Over the past 20 years, these methodologies have been effectively applied as a means
of identifying and addressing technology induced errors arising from use of a range
of health information technologies, from electronic health record systems to advanced
decision support tools [[40]]. A layered approach to applying these methods, where they are applied in sequence,
starting with the evaluation of use of the technology under controlled artificial
conditions, followed by error correction and the application of clinical simulation
methods under near live or realistic naturalistic conditions is recommended. This
may in turn be followed by testing of AI systems and applications under real-world
naturalistic conditions prior to widespread deployment [[14]]. As we with any other complex health care technology, the adequate testing of new
technologies under a range of conditions and using multiple methods will be essential
to ensure the safety of AI applications. These methods have proven to be an effective
means of identifying specific types of digital health ecosystem safety issues. Although
some of the methods are specific to some types of technologies, others can be effectively
used and modified specifically to understand the effects of introducing AI into differing
types of care settings upon the quality and safety of the patient care encounter [[7]].
7. Conclusion
In summary, healthcare has moved in the last 30 years from a largely paper-based system
of care through to a hybrid paper-electronic healthcare system to a highly digitized
and increasingly interoperable and integrated system of digital ecosystem of care.

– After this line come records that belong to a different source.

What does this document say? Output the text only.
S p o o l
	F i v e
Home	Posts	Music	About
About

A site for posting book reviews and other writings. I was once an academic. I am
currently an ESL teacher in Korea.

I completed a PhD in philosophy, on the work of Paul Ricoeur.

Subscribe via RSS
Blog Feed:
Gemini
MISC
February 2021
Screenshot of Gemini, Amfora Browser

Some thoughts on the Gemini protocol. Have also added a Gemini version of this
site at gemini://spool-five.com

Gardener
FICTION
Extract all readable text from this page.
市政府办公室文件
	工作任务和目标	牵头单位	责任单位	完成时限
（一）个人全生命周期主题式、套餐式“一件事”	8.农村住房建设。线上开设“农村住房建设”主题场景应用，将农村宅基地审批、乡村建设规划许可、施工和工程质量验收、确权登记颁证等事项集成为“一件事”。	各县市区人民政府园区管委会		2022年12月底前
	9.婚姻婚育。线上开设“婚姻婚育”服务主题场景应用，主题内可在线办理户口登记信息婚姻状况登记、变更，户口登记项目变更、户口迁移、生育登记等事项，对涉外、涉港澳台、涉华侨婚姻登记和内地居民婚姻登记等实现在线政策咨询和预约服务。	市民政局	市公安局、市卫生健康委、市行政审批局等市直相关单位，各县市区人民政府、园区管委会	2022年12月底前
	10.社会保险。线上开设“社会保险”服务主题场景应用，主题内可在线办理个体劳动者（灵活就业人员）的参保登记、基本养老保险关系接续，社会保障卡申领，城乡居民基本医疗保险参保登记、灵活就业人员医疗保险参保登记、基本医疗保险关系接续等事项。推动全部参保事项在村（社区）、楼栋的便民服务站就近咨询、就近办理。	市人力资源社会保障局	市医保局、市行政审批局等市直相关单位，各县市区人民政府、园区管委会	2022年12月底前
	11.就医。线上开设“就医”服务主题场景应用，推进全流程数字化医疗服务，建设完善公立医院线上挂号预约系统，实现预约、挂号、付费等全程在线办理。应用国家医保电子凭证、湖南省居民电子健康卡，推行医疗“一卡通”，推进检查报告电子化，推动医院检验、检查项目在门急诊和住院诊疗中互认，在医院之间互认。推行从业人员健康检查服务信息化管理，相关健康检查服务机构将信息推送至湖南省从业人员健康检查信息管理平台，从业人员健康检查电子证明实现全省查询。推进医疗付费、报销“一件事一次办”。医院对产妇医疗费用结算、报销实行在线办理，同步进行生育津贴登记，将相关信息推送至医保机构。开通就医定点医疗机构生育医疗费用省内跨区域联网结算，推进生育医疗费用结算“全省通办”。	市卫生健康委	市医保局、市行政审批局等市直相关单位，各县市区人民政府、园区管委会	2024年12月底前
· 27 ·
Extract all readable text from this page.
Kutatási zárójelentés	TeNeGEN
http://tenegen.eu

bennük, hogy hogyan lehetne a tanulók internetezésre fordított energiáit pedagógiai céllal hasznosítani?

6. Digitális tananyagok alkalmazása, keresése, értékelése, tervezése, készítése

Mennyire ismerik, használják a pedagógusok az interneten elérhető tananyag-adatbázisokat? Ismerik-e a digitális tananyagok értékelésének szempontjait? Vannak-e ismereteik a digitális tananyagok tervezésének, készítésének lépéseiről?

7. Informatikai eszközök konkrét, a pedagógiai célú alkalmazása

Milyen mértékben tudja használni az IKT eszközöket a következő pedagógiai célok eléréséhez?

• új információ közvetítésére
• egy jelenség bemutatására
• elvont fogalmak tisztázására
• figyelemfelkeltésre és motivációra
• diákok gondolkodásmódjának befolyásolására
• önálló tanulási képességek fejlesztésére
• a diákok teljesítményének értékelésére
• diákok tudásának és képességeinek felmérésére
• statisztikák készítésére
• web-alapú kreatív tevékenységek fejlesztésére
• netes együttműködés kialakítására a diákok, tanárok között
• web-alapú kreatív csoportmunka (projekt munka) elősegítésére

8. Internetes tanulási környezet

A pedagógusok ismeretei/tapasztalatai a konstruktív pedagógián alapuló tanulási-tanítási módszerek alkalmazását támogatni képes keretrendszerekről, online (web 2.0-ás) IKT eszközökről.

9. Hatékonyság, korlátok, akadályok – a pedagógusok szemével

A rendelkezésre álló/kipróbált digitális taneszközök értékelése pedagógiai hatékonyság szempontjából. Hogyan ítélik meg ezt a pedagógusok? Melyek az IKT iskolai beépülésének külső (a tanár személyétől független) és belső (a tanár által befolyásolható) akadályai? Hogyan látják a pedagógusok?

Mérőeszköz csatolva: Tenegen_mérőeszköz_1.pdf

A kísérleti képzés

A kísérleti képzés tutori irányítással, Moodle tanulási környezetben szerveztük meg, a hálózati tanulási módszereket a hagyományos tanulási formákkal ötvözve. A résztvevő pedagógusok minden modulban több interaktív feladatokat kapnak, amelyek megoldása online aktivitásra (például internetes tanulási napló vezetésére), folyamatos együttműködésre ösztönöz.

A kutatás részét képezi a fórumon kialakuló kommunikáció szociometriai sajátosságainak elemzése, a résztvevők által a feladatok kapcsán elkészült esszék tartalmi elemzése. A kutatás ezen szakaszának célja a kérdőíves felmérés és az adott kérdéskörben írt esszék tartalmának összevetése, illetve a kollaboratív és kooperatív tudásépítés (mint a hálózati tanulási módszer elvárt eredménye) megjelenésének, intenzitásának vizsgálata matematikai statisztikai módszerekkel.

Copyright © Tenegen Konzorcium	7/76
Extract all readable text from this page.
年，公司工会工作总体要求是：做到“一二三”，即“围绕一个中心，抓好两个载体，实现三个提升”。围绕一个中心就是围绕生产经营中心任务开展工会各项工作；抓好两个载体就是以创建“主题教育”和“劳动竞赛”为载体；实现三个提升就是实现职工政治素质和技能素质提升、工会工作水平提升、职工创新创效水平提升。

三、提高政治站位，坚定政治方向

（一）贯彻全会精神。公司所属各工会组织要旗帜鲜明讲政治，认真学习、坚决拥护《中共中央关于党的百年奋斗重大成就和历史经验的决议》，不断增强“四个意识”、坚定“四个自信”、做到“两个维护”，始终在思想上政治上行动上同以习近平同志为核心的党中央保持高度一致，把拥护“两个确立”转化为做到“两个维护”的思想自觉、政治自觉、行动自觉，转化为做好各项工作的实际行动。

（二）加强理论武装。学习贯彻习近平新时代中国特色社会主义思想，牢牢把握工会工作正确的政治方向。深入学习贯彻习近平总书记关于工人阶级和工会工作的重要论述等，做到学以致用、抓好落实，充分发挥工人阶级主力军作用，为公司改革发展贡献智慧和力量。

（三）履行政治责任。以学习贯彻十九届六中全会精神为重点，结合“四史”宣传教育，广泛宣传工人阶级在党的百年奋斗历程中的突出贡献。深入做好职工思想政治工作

Healthcare systems include electronic health records, patient portals, pharmacy information
systems and electronic medical records whose reach extends to touch citizens who require
healthcare in their homes, the workplace, the community and in hospital. With the
introduction of new classes of applications based on AI we are now challenged with
effectively integrating this technology in the healthcare system so that safety is
a paramount consideration. To address this challenge, our understanding of the complex
type of errors that may inadvertently be introduced by AI technology needs to be more
fully considered. This may be considered in the context of where and how AI safety
issues may initially arise (e.g., from procurement and design through to implementation). In addition, the standard
application of a wider range of testing methods is needed before widespread deployment
to ensure AI, as with any technology, does what it was designed, procured and implemented
to do, and does not inadvertently induce error or compromise safety in healthcare.
AI has the potential to advance and customize its advice and support of both healthcare
providers and patients. This trend will make consideration of human factors and safety
issues increasingly important as we move towards personalized and tailored AI advice
and support through precision healthcare. With proper safeguards in place, AI can
be a profoundly transformative technology in providing precision healthcare.